The Good – It offers a grand experience that borders on being a roleplaying game. There’s a lot of choices with a touch of resource management each turn of the campaign. It’s matched with a tactical wargame ruleset that is fast and engaging. With varied opposition, battlefield conditions, and objectives this randomness increases the replayability. Best of all the actual battles flow pretty quickly with just enough tactics to make it enjoyable without bogging the experience down with lots of simulationist rules. It’s great fun expanding the abilities and gear of your crew, ever on the hunt for that next big payout.
The book is colorful with pleasant art. While an index isn’t present, the rules are sectioned off in different colors making it easy to go through after some familiarity. Another huge plus is the game is miniature agnostic. Any figures will do and the game works well in 28mm or 15mm without having to turn rules into pretzels for ranges.
The Bad – The rules are pretty well laid out but it can take some time to fully grasp everything. There are a lot of procedural charts which are rolled on and the first few times can be difficult to navigate everything. You are going to have a fair amount of bookkeeping to keep track of gear, cash, and other game resources. Lastly, the actual rules for playing the wargame portion are pretty thin. Some fights can be blown through so quickly, it might border on being anticlimactic. I could see the argument that as a skirmish wargame ruleset, it would be too light for some tastes.
The Verdict – Five Parsecs from Home is a wonderful solo sci-fi game. You aren’t going to get a meaty tactical AI experience here like with Star Army 5150. But it’s enough for a quick, brutal gun fight with enough gear and abilities to keep it interesting. Plus I love the idea of units sticking to cover as much as possible, risking that mad dash across open ground to get to an objective. All the while hoping your mates can offer enough suppression to stave off any incoming fire.
It’s paired with an enjoyable campaign ruleset. You will have a few random events, but also each turn mull over the choices to send off crew members in hopes to achieve some task. Do you settle on taking the regular opportunity job? Or do you put time and resources into finding a patron that will offer more lucrative pay? Do you spend credits and time trying to repair equipment? Or let it go and see what a crew member can find on the local market? Lots of fun choices. Lastly, if you think you’ve garnered too many enemies and dried up your prospects, you can always fly to another planet to see what awaits.

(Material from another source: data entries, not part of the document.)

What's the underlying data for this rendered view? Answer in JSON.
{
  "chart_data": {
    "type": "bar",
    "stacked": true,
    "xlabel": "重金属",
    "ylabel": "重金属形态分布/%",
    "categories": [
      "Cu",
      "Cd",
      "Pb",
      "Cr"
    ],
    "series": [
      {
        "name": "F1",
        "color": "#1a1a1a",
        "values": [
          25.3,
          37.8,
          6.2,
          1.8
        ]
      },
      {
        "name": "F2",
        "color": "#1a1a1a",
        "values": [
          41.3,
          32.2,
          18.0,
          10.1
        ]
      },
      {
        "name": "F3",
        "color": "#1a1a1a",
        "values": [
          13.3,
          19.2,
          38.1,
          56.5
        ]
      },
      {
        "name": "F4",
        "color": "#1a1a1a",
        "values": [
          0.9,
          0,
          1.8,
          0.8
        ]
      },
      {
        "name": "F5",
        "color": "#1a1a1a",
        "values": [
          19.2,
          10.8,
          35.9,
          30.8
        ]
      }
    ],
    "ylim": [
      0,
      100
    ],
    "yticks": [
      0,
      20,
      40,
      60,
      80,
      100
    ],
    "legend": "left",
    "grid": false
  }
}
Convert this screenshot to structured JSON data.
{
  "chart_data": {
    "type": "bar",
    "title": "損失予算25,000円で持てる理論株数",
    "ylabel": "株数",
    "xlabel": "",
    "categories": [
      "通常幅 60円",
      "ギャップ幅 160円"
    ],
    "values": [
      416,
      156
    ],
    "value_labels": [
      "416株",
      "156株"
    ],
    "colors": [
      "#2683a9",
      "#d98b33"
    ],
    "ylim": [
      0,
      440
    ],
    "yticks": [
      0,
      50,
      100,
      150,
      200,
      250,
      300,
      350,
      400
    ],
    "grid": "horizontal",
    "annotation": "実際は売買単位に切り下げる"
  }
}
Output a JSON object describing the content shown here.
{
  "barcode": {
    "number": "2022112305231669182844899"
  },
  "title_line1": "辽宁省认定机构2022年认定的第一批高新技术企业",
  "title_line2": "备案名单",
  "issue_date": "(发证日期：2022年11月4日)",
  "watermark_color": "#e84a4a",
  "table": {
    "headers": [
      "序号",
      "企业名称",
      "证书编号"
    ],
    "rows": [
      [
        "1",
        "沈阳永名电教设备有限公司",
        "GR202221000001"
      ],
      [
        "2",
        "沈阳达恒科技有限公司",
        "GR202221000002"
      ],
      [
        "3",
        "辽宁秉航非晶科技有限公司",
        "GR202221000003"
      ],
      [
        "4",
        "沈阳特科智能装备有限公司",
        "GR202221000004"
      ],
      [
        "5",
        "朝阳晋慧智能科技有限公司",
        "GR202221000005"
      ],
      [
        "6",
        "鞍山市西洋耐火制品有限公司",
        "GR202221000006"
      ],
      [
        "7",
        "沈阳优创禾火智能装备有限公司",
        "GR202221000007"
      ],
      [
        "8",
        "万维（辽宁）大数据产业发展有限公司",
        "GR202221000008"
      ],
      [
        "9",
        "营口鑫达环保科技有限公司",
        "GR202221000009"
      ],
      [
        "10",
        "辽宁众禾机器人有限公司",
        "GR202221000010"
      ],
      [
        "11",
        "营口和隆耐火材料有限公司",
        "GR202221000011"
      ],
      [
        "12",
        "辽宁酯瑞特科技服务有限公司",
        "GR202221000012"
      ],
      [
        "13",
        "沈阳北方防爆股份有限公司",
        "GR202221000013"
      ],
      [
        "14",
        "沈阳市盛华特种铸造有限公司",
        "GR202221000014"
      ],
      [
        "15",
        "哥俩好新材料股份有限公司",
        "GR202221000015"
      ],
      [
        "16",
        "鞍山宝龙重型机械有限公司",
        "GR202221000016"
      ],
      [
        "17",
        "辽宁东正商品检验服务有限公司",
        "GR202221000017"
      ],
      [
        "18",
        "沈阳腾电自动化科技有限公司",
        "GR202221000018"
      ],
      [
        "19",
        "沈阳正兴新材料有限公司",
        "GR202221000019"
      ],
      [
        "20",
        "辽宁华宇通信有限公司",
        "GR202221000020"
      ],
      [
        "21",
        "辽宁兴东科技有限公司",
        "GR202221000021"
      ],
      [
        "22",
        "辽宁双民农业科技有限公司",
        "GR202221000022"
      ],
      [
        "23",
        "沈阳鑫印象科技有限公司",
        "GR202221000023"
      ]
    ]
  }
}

The battles also have a fair number of core objectives you need to achieve to win. And on top of that are several profiles of enemies you’ll be fighting against. The variety is impressive for such a modest rulebook. For me that is the selling point. It’s not some deep story, but Five Parsecs from Home sells a narrative experience. Over time you’ll see your plucky crew of adventurers and mercs improve, get better gear, and slowly accrue riches and fame. I am pleasantly surprised how much is packed into the rules. Well worth checking out if you are looking for a solo, sci-fi, skirmish wargame.